28 См.: Помпонацци П Трактаты «О бессмертии души», «О причинах естественных явлений». М., 1990. С. 193.
29 Там же. С. 149.
30 Там же. С. 150.
258
Итак, веру в сверхъестественные явления Помпонацци объясняет чрезмерным воображением большинства простых людей, что умело использует церковь. Помпонацци не считает возможным лишить это большинство веры в чудеса и загробное воздаяние за добродетельные поступки. Но он уверен: образованные люди способны воспринимать мир по-иному и быть нравственными потому, что добро само себе награда. О том, как устроен мир с этой точки зрения, Помпонацци подробным образом говорит в самой большой по объему своей работе «О фатуме, свободе воли и предопределении».
Хотя Помпонацци признает в качестве главного философского авторитета только Аристотеля, в его этике присутствует явное влияние стоицизма. И то же самое можно сказать об устройстве мира. Подобно стоикам, он уверен, что все в мире происходит необходимым образом. А значит причинно-следственной детерминацией нужно объяснять и поведение человека. Свободный выбор человека, как и всевозможные совпадения, Помпонацци в указанном произведении связывает с сочетанием множества причин, в том числе со склонностью людей к высшему благу или ко злу. Таким образом, обусловленность нашего поведения не отменяет свободу и ответственность. Но как человеческая свобода сочетается с божественным предопределением?
Следует подчеркнуть, что в этом пункте пантеистические настроения Помпонацци выражены наиболее явно. Дело в том, что человек у Помпонацци несет ответственность за свои поступки, чего нельзя требовать от Бога. В его теодицее, которая по своему пафосу перекликается с пафосом древних стоиков, от Бога нельзя требовать отчета за зло и страдания людей, потому что он тождественен не Творцу мира, а природе. Соответственно, его действия должны рассматриваться не в свете провидения, а в свете естественной необходимости. Но, если необходимость безлична, то что с нее спросишь?

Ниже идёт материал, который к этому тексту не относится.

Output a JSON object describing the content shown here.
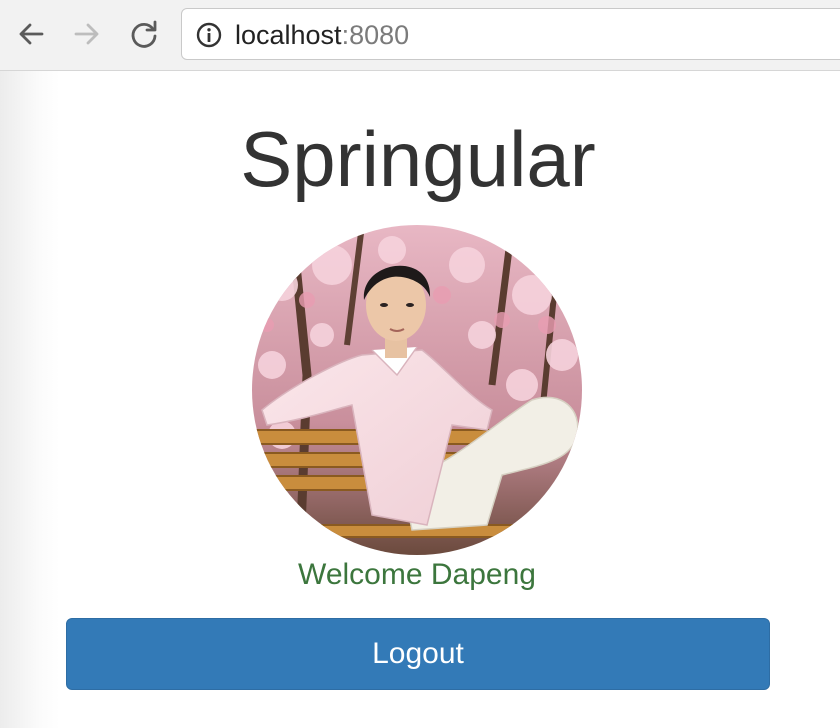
{
  "browser": {
    "back_icon": "arrow-left-icon",
    "forward_icon": "arrow-right-icon",
    "reload_icon": "reload-icon",
    "info_icon": "info-circle-icon",
    "url_host": "localhost",
    "url_port": ":8080"
  },
  "app": {
    "title": "Springular",
    "welcome_text": "Welcome Dapeng",
    "logout_label": "Logout",
    "colors": {
      "primary": "#337ab7",
      "success_text": "#3c763d",
      "title_text": "#333333"
    }
  }
}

Таким образом, основа теодицеи Помпонацци — это пантеизм, который чреват материализмом и атеизмом. Важно, однако, отметить, что, объясняя наличия зла конечной гармонией мироздания, Помпонацци в том же духе оправдывает и социальное неравенство. В том, что богатые угнетают бедных, он не видит ни несовершенства мира, ни жестокости бога. В подчинении земледельцев гражданам городов-коммун он тоже не видит зла, а только государственную необходимость.
259
Помпонацци позволяет себе иронию по поводу традиционного христианства, в котором всемудрый и всеблагой Создатель сотворил человека не только склонным к страстям, а значит ко греху, но и расположил перед его взором множество соблазнов. Такой Бог, который создал указанную ситуацию и при этом строго взыскует с людей, представляется ему безумным отцом, который «отправил сына в опасный путь, из которого не вернется и один из тысячи, и дал ему дурных попутчиков, о которых знает, что они погубят его» [31]. И если это так, отмечает Помпонацци, то нет необходимости в дьяволе, а достаточно самого Бога.

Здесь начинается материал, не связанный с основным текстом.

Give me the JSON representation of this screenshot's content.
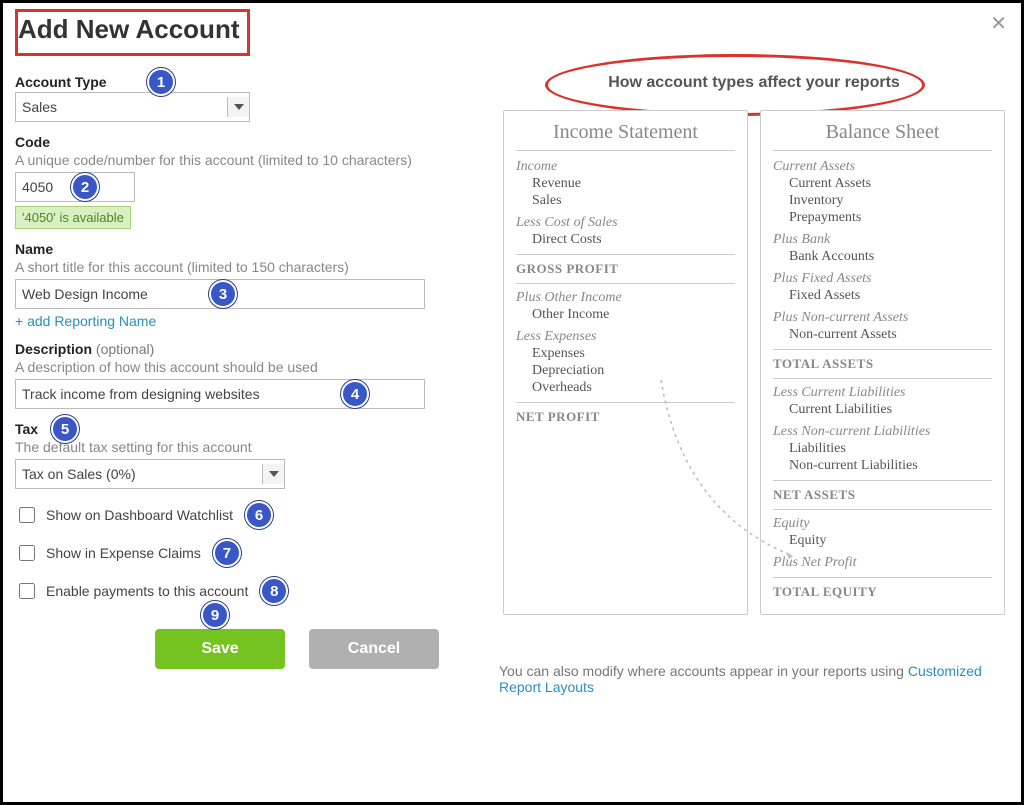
{
  "title": "Add New Account",
  "accountType": {
    "label": "Account Type",
    "value": "Sales"
  },
  "code": {
    "label": "Code",
    "helper": "A unique code/number for this account (limited to 10 characters)",
    "value": "4050",
    "availableMsg": "'4050' is available"
  },
  "name": {
    "label": "Name",
    "helper": "A short title for this account (limited to 150 characters)",
    "value": "Web Design Income",
    "addReporting": "+ add Reporting Name"
  },
  "description": {
    "label": "Description",
    "optional": "(optional)",
    "helper": "A description of how this account should be used",
    "value": "Track income from designing websites"
  },
  "tax": {
    "label": "Tax",
    "helper": "The default tax setting for this account",
    "value": "Tax on Sales (0%)"
  },
  "checks": {
    "watchlist": "Show on Dashboard Watchlist",
    "expense": "Show in Expense Claims",
    "payments": "Enable payments to this account"
  },
  "buttons": {
    "save": "Save",
    "cancel": "Cancel"
  },
  "info": {
    "title": "How account types affect your reports",
    "incomeStatement": {
      "heading": "Income Statement",
      "income": {
        "label": "Income",
        "items": [
          "Revenue",
          "Sales"
        ]
      },
      "costOfSales": {
        "label": "Less Cost of Sales",
        "items": [
          "Direct Costs"
        ]
      },
      "gross": "GROSS PROFIT",
      "otherIncome": {
        "label": "Plus Other Income",
        "items": [
          "Other Income"
        ]
      },
      "expenses": {
        "label": "Less Expenses",
        "items": [
          "Expenses",
          "Depreciation",
          "Overheads"
        ]
      },
      "net": "NET PROFIT"
    },
    "balanceSheet": {
      "heading": "Balance Sheet",
      "currentAssets": {
        "label": "Current Assets",
        "items": [
          "Current Assets",
          "Inventory",
          "Prepayments"
        ]
      },
      "bank": {
        "label": "Plus Bank",
        "items": [
          "Bank Accounts"
        ]
      },
      "fixed": {
        "label": "Plus Fixed Assets",
        "items": [
          "Fixed Assets"
        ]
      },
      "noncurrent": {
        "label": "Plus Non-current Assets",
        "items": [
          "Non-current Assets"
        ]
      },
      "totalAssets": "TOTAL ASSETS",
      "curLiab": {
        "label": "Less Current Liabilities",
        "items": [
          "Current Liabilities"
        ]
      },
      "nonCurLiab": {
        "label": "Less Non-current Liabilities",
        "items": [
          "Liabilities",
          "Non-current Liabilities"
        ]
      },
      "netAssets": "NET ASSETS",
      "equity": {
        "label": "Equity",
        "items": [
          "Equity"
        ]
      },
      "netProfit": "Plus Net Profit",
      "totalEquity": "TOTAL EQUITY"
    },
    "footer": {
      "text": "You can also modify where accounts appear in your reports using ",
      "link": "Customized Report Layouts"
    }
  },
  "badges": [
    "1",
    "2",
    "3",
    "4",
    "5",
    "6",
    "7",
    "8",
    "9"
  ]
}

31 Цит. по: Горфункель А.Х. Философия эпохи Возрождения. М., 1980. С. 177.
И тем не менее, Помпонацци согласен с существованием традиционного христианства как религии для слабых. Что касается сильных духом людей, то для них Помпонацци предлагает свое объяснение мира и свою этику самодостаточной добродетели.
4. Учения Н. Кузанского и Д. Бруно
Учения Н. Кузанского и Д. Бруно часто именуют «натурфилософскими», что по большому счету неверно. «Натурфилософия» в переводе означает «философия природы», и появляется она только в XIX веке, например у В.Ф.Й. Шеллинга. В качестве раздела философии она служит дополнением к другим философским учениям, в частности о человеке и о Боге. Что же касается Н. Кузанского и Д. Бруно, то здесь все принципиально иначе. В их учениях речь идет не о природе, а о мире как универсуме, в котором Бог, природа и человек находятся в сложном диалектическом взаимоотношении.

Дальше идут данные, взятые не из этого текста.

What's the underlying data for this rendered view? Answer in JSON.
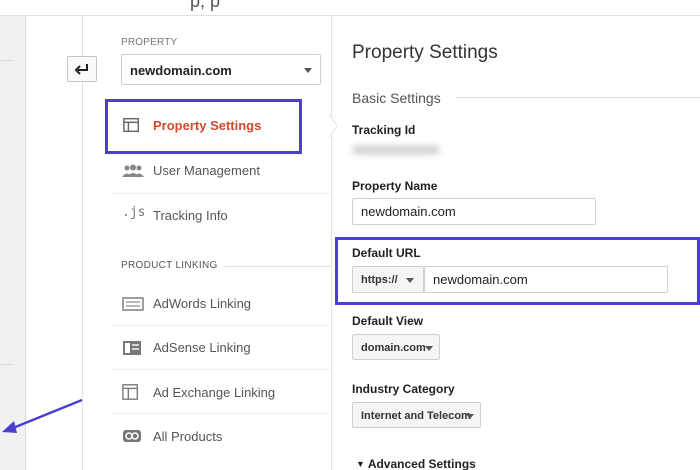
{
  "colors": {
    "accent_box": "#4b3fd0",
    "active_item": "#d04a2f"
  },
  "topbar": {
    "partial_text": "p,  p"
  },
  "property": {
    "label": "PROPERTY",
    "selected": "newdomain.com"
  },
  "nav": {
    "items": [
      {
        "label": "Property Settings",
        "icon": "layout-icon",
        "active": true
      },
      {
        "label": "User Management",
        "icon": "users-icon",
        "active": false
      },
      {
        "label": "Tracking Info",
        "icon": "js-icon",
        "active": false
      }
    ],
    "product_linking_label": "PRODUCT LINKING",
    "linking_items": [
      {
        "label": "AdWords Linking",
        "icon": "adwords-icon"
      },
      {
        "label": "AdSense Linking",
        "icon": "adsense-icon"
      },
      {
        "label": "Ad Exchange Linking",
        "icon": "ad-exchange-icon"
      },
      {
        "label": "All Products",
        "icon": "link-icon"
      }
    ]
  },
  "main": {
    "title": "Property Settings",
    "basic_settings": "Basic Settings",
    "tracking_id_label": "Tracking Id",
    "property_name_label": "Property Name",
    "property_name_value": "newdomain.com",
    "default_url_label": "Default URL",
    "protocol": "https://",
    "default_url_value": "newdomain.com",
    "default_view_label": "Default View",
    "default_view_value": "domain.com",
    "industry_label": "Industry Category",
    "industry_value": "Internet and Telecom",
    "advanced_label": "Advanced Settings"
  }
}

От этих воззрений можно проследить путь к Б. Спинозе, но никак не к Т. Гоббсу и Д. Локку, или же к материализму просветителей. Учения Кузанского и Бруно — это, конечно, предтеча материализма Нового времени, но не в той вырожденной механистической форме, где материя является косным веществом, не способным породить не только человека, но и самой жизни...
260
Пантеизм Николая Кузанского
Николай Кузанский (1401—1464) родился в местечке Куза на Мозеле, что на юге Германии, в семье рыбака и виноградаря. Подростком он бежал из родного дома и нашел пристанище у графа Теодорика фон Мандершайда, который отдал его в школу при монастыре в голландском городе Девентере. Монахи этого монастыря именовали себя «братьями общей жизни». Здесь изучали «семь свободных искусств», греческий и латинский языки, а также занимались комментированием теологических и философских книг.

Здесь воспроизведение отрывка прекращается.